We recently saw the results of a South Australian royal commission into the Murray-Darling Basin Authority. The commissioner was scathing about the Murray-Darling Basin Authority’s negligence in managing the basin. One of the failures was its negligence when it came to considering the impacts climate change would have on the basin. It failed to consider climate change, in ignorance of the best available scientific knowledge, allowing too much water to be extracted and the basin health to consequently decline.
In this environment it is particularly important for the ACT to do a good job of its own water resource plans and sustainable diversion limits. The failures of the Murray-Darling Basin Authority and the disaster in the Murray-Darling Basin highlight the risks of poor decision-making and the failure to prioritise the environment and to properly account for climate change risks.

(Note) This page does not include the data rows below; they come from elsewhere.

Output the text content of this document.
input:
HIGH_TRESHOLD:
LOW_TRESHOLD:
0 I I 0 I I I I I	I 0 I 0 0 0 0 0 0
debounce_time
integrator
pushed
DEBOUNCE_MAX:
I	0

Minister Gentleman said in his introduction speech that the ACT government’s approach to water allocation is always to ensure the environment is prioritised. We reserve water for environmental flows before taking it from the system for human consumption. That is the right approach, and the Greens commend it. The ACT’s water strategy also follows a principle whereby it tries to ensure that water leaving the ACT is of the same or better quality than water entering the ACT.
I will quickly note two other important water issues for the territory. The first is the importance of protecting our own Cotter catchment. I was pleased to join the ACT’s National Parks Association on a tour of the catchment at the end of last year, as well as of Namadgi National Park and Ginini wetlands. This is an amazing natural environment that is critical to producing the healthy and high quality water that we enjoy in the ACT.
Unfortunately, there are risks to the catchment. One of these is bushfires. The 2003 fires already severely damaged the lower Cotter catchment. It has since suffered from issues such as turbidity and sedimentation which reduce water quality. The recent Auditor-General’s report on the lower Cotter catchment said that it was still exposed to significant risks which, under adverse conditions, could accumulate and lead to a catastrophic failure of the water catchment.
I know that the government is working hard to address these issues. It needs to because, particularly as climate change worsens, the bushfire threat to the catchment remains and will continue to grow. We need to make sure we invest resources into the Cotter catchment in a timely manner to ensure the restoration of that environment, the stability of the hillsides and the like, so that we do not see significant inflows of sediment, uncontrolled erosion and the like impacting on the Cotter catchment.